The supervisors perform over 700 observations within the district per year, according to Chintala.
“Our number one goal has always been to help the students,” Chintala said, reminding the audience that earlier in their careers, they had been teachers.
Baxter explained part of her direction has been aligning the common core curriculum with the Partnership for Assessment of Readiness for College and Careers Assessment.
Another focus, Baxter said, has been on the implementation of early intervention focus because of the three dyslexia bills, including the definition of dyslexia, the staff mandates in working with children with dyslexia, and the assessment screenings.
“Teachers are engaged and wanting to learn more,” said Baxter, who added that professionals in the field understand dyslexia, such as Dr. James Campbell and Dr. Jane Petrozzino, have provided guidance.
This year, teachers will also participate in a webinar series in September and October regarding dyslexia and the assessment tools used.
Kopacz focused on the effectiveness of the readers and writers’ workshop, and the importance of teaching writing that engages students.
“The single most important structure in education is the reading and writing workshops,” Kopacz said.
Facets in effective learning, she said, include phonemics, phonics, fluency, word study and comprehension.
Hassenplug discussed the importance of having a clear purpose of direction and aligning curriculum. One of the goals, she said, has been to create a more independent senior year for students.
Seniors have a selective rather than elective, a choice of one of seven classes, which are college-geared.
Chintala said a focus has been on aligning the common core and redefining curriculum assessments.
“We need kids to be able to transfer knowledge,” she said.
One example is in the math studies area.
“Math teaches kids how to think,” Chintala said. “Math helps to solve all the problems of life.”
Arbolino, who is new to the district, said she spent most of the summer getting her feet wet.

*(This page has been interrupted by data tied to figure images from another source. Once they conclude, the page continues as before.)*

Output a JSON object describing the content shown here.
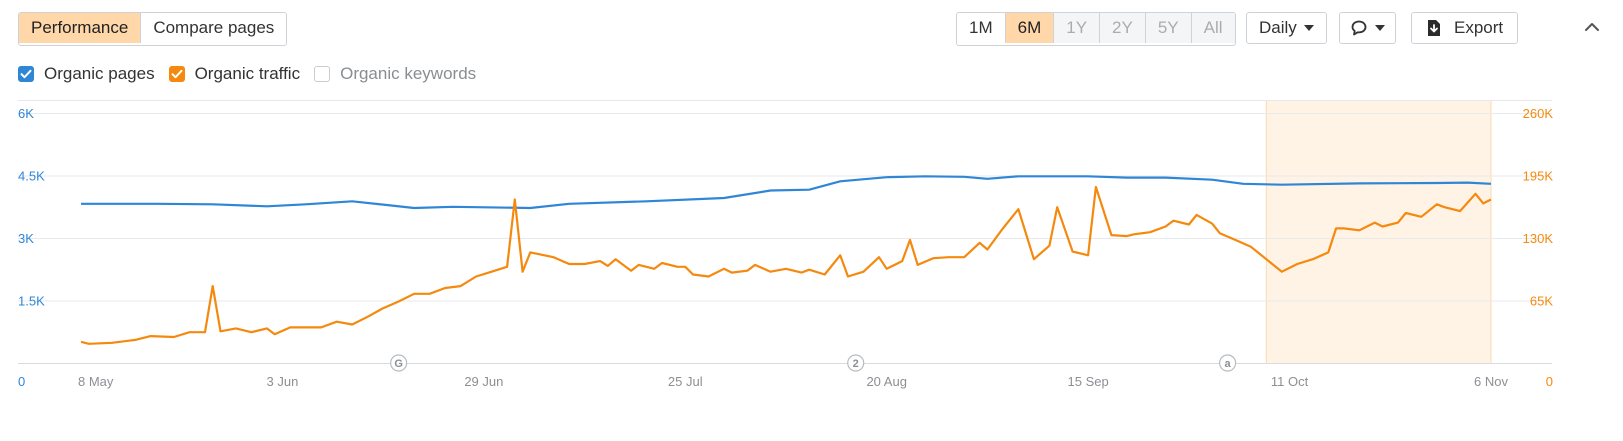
{
  "toolbar": {
    "mode_tabs": [
      {
        "label": "Performance",
        "active": true
      },
      {
        "label": "Compare pages",
        "active": false
      }
    ],
    "range_tabs": [
      {
        "label": "1M",
        "state": "normal"
      },
      {
        "label": "6M",
        "state": "active"
      },
      {
        "label": "1Y",
        "state": "disabled"
      },
      {
        "label": "2Y",
        "state": "disabled"
      },
      {
        "label": "5Y",
        "state": "disabled"
      },
      {
        "label": "All",
        "state": "disabled"
      }
    ],
    "interval": "Daily",
    "export_label": "Export"
  },
  "legend": [
    {
      "label": "Organic pages",
      "checked": true,
      "color": "#2f86d6"
    },
    {
      "label": "Organic traffic",
      "checked": true,
      "color": "#f5890e"
    },
    {
      "label": "Organic keywords",
      "checked": false,
      "color": "#c9ccd0"
    }
  ],
  "icons": {
    "annotation": "speech-bubble-icon",
    "export": "download-icon",
    "collapse": "chevron-up-icon"
  },
  "chart_data": {
    "type": "line",
    "title": "",
    "x_start": "2024-05-08",
    "x_end": "2024-11-06",
    "x_ticks": [
      "8 May",
      "3 Jun",
      "29 Jun",
      "25 Jul",
      "20 Aug",
      "15 Sep",
      "11 Oct",
      "6 Nov"
    ],
    "y_left": {
      "ticks": [
        "0",
        "1.5K",
        "3K",
        "4.5K",
        "6K"
      ],
      "range": [
        0,
        6000
      ],
      "color": "#2f86d6"
    },
    "y_right": {
      "ticks": [
        "0",
        "65K",
        "130K",
        "195K",
        "260K"
      ],
      "range": [
        0,
        260000
      ],
      "color": "#f5890e"
    },
    "grid": true,
    "highlight_range": [
      "2024-10-08",
      "2024-11-06"
    ],
    "annotations": [
      {
        "date": "2024-06-18",
        "label": "G"
      },
      {
        "date": "2024-08-16",
        "label": "2"
      },
      {
        "date": "2024-10-03",
        "label": "a"
      }
    ],
    "series": [
      {
        "name": "Organic pages",
        "axis": "left",
        "color": "#2f86d6",
        "points": [
          [
            "2024-05-08",
            3820
          ],
          [
            "2024-05-18",
            3820
          ],
          [
            "2024-05-25",
            3810
          ],
          [
            "2024-06-01",
            3760
          ],
          [
            "2024-06-06",
            3810
          ],
          [
            "2024-06-12",
            3880
          ],
          [
            "2024-06-20",
            3720
          ],
          [
            "2024-06-25",
            3750
          ],
          [
            "2024-07-05",
            3720
          ],
          [
            "2024-07-10",
            3820
          ],
          [
            "2024-07-20",
            3880
          ],
          [
            "2024-07-30",
            3960
          ],
          [
            "2024-08-05",
            4140
          ],
          [
            "2024-08-10",
            4160
          ],
          [
            "2024-08-14",
            4360
          ],
          [
            "2024-08-20",
            4460
          ],
          [
            "2024-08-25",
            4480
          ],
          [
            "2024-08-30",
            4470
          ],
          [
            "2024-09-02",
            4420
          ],
          [
            "2024-09-06",
            4480
          ],
          [
            "2024-09-15",
            4480
          ],
          [
            "2024-09-20",
            4450
          ],
          [
            "2024-09-25",
            4450
          ],
          [
            "2024-10-01",
            4400
          ],
          [
            "2024-10-05",
            4300
          ],
          [
            "2024-10-10",
            4280
          ],
          [
            "2024-10-20",
            4310
          ],
          [
            "2024-10-30",
            4320
          ],
          [
            "2024-11-03",
            4330
          ],
          [
            "2024-11-06",
            4300
          ]
        ]
      },
      {
        "name": "Organic traffic",
        "axis": "right",
        "color": "#f5890e",
        "points": [
          [
            "2024-05-08",
            22000
          ],
          [
            "2024-05-09",
            20000
          ],
          [
            "2024-05-12",
            21000
          ],
          [
            "2024-05-15",
            24000
          ],
          [
            "2024-05-17",
            28000
          ],
          [
            "2024-05-20",
            27000
          ],
          [
            "2024-05-22",
            32000
          ],
          [
            "2024-05-24",
            32000
          ],
          [
            "2024-05-25",
            80000
          ],
          [
            "2024-05-26",
            33000
          ],
          [
            "2024-05-28",
            36000
          ],
          [
            "2024-05-30",
            32000
          ],
          [
            "2024-06-01",
            36000
          ],
          [
            "2024-06-02",
            30000
          ],
          [
            "2024-06-04",
            37000
          ],
          [
            "2024-06-08",
            37000
          ],
          [
            "2024-06-10",
            43000
          ],
          [
            "2024-06-12",
            40000
          ],
          [
            "2024-06-14",
            48000
          ],
          [
            "2024-06-16",
            57000
          ],
          [
            "2024-06-18",
            64000
          ],
          [
            "2024-06-20",
            72000
          ],
          [
            "2024-06-22",
            72000
          ],
          [
            "2024-06-24",
            78000
          ],
          [
            "2024-06-26",
            80000
          ],
          [
            "2024-06-28",
            90000
          ],
          [
            "2024-06-30",
            95000
          ],
          [
            "2024-07-02",
            100000
          ],
          [
            "2024-07-03",
            170000
          ],
          [
            "2024-07-04",
            95000
          ],
          [
            "2024-07-05",
            115000
          ],
          [
            "2024-07-08",
            110000
          ],
          [
            "2024-07-10",
            103000
          ],
          [
            "2024-07-12",
            103000
          ],
          [
            "2024-07-14",
            106000
          ],
          [
            "2024-07-15",
            101000
          ],
          [
            "2024-07-16",
            108000
          ],
          [
            "2024-07-18",
            96000
          ],
          [
            "2024-07-19",
            102000
          ],
          [
            "2024-07-21",
            98000
          ],
          [
            "2024-07-22",
            104000
          ],
          [
            "2024-07-24",
            100000
          ],
          [
            "2024-07-25",
            100000
          ],
          [
            "2024-07-26",
            92000
          ],
          [
            "2024-07-28",
            90000
          ],
          [
            "2024-07-30",
            98000
          ],
          [
            "2024-07-31",
            94000
          ],
          [
            "2024-08-02",
            96000
          ],
          [
            "2024-08-03",
            102000
          ],
          [
            "2024-08-05",
            95000
          ],
          [
            "2024-08-07",
            98000
          ],
          [
            "2024-08-09",
            94000
          ],
          [
            "2024-08-10",
            97000
          ],
          [
            "2024-08-12",
            92000
          ],
          [
            "2024-08-14",
            112000
          ],
          [
            "2024-08-15",
            90000
          ],
          [
            "2024-08-17",
            95000
          ],
          [
            "2024-08-19",
            110000
          ],
          [
            "2024-08-20",
            98000
          ],
          [
            "2024-08-22",
            106000
          ],
          [
            "2024-08-23",
            128000
          ],
          [
            "2024-08-24",
            102000
          ],
          [
            "2024-08-26",
            109000
          ],
          [
            "2024-08-28",
            110000
          ],
          [
            "2024-08-30",
            110000
          ],
          [
            "2024-09-01",
            125000
          ],
          [
            "2024-09-02",
            118000
          ],
          [
            "2024-09-04",
            140000
          ],
          [
            "2024-09-06",
            160000
          ],
          [
            "2024-09-08",
            108000
          ],
          [
            "2024-09-10",
            122000
          ],
          [
            "2024-09-11",
            162000
          ],
          [
            "2024-09-13",
            116000
          ],
          [
            "2024-09-15",
            112000
          ],
          [
            "2024-09-16",
            183000
          ],
          [
            "2024-09-18",
            133000
          ],
          [
            "2024-09-20",
            132000
          ],
          [
            "2024-09-21",
            134000
          ],
          [
            "2024-09-23",
            136000
          ],
          [
            "2024-09-25",
            142000
          ],
          [
            "2024-09-26",
            148000
          ],
          [
            "2024-09-28",
            144000
          ],
          [
            "2024-09-29",
            154000
          ],
          [
            "2024-10-01",
            145000
          ],
          [
            "2024-10-02",
            135000
          ],
          [
            "2024-10-04",
            128000
          ],
          [
            "2024-10-06",
            121000
          ],
          [
            "2024-10-08",
            108000
          ],
          [
            "2024-10-10",
            95000
          ],
          [
            "2024-10-12",
            103000
          ],
          [
            "2024-10-14",
            108000
          ],
          [
            "2024-10-16",
            115000
          ],
          [
            "2024-10-17",
            140000
          ],
          [
            "2024-10-18",
            140000
          ],
          [
            "2024-10-20",
            138000
          ],
          [
            "2024-10-22",
            146000
          ],
          [
            "2024-10-23",
            142000
          ],
          [
            "2024-10-25",
            146000
          ],
          [
            "2024-10-26",
            156000
          ],
          [
            "2024-10-28",
            152000
          ],
          [
            "2024-10-30",
            165000
          ],
          [
            "2024-10-31",
            162000
          ],
          [
            "2024-11-02",
            158000
          ],
          [
            "2024-11-04",
            176000
          ],
          [
            "2024-11-05",
            166000
          ],
          [
            "2024-11-06",
            170000
          ]
        ]
      }
    ]
  }
}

“It’s a fantastic district and department, and I look forward to leading,” she said.
Wilson said the creation of a library literary strategy, combined with the implementation of the common core, has been a goal.

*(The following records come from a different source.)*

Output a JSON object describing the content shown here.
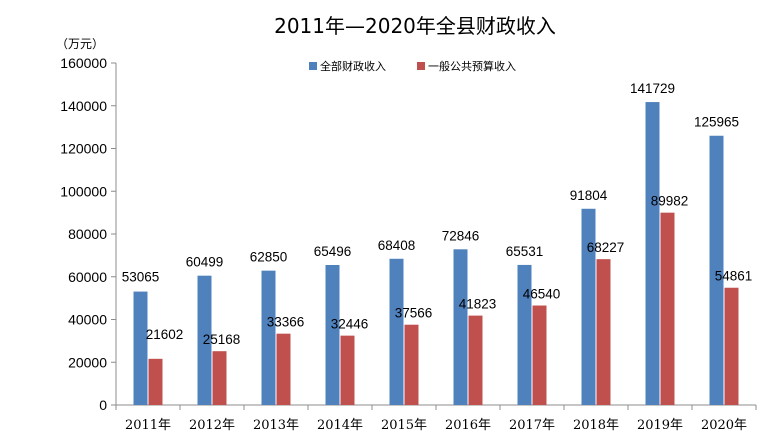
{
  "chart_data": {
    "type": "bar",
    "title": "2011年—2020年全县财政收入",
    "unit_label": "（万元）",
    "categories": [
      "2011年",
      "2012年",
      "2013年",
      "2014年",
      "2015年",
      "2016年",
      "2017年",
      "2018年",
      "2019年",
      "2020年"
    ],
    "series": [
      {
        "name": "全部财政收入",
        "color": "#4f81bd",
        "values": [
          53065,
          60499,
          62850,
          65496,
          68408,
          72846,
          65531,
          91804,
          141729,
          125965
        ]
      },
      {
        "name": "一般公共预算收入",
        "color": "#c0504d",
        "values": [
          21602,
          25168,
          33366,
          32446,
          37566,
          41823,
          46540,
          68227,
          89982,
          54861
        ]
      }
    ],
    "ylim": [
      0,
      160000
    ],
    "yticks": [
      0,
      20000,
      40000,
      60000,
      80000,
      100000,
      120000,
      140000,
      160000
    ],
    "grid": false,
    "legend_position": "top-center",
    "data_labels": true
  }
}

Next Generation Science Standards, which she said is synonymous with STEM, or Science, Technology, Engineering and Mathematics, drives the standards. One addition to the science curriculum is engineering.
Schels presented the overview of three critical areas including curriculum instruction and professional development. He said overall teachers are making a shift of working together, whereas before there existed a culture of isolation.
“There are seismic shifts in the work of public education,” he said. “Change happens incrementally. It’s a process.”
Professional development, he said, includes quarterly workshops at Sparta Middle School and Sparta High School, with some eminent experts in the field of education.
A question and answer session followed the presentation, with members of the board complimentary about the supervisors’ presentation, and some have said they have seen the results of the principles implemented into practice through the students.
Board member Kelly McEvoy said she has walked away from meeting students and has been impressed.
“I’ve walked away as a parent and board member as thankful,” she said.
She said the efforts of the teaching staff continues to solidify a very high standard in Sparta.
What a number of board members asked the curriculum supervisors is how they can support them.
Board member Kim Yeomans asked how a common assessment could be applied at different levels that students may be classified in.
The reply was that each student will be college and career ready.
Chintala said with the PARCC standards, the college and career readiness process could begin as early as Kindergarten.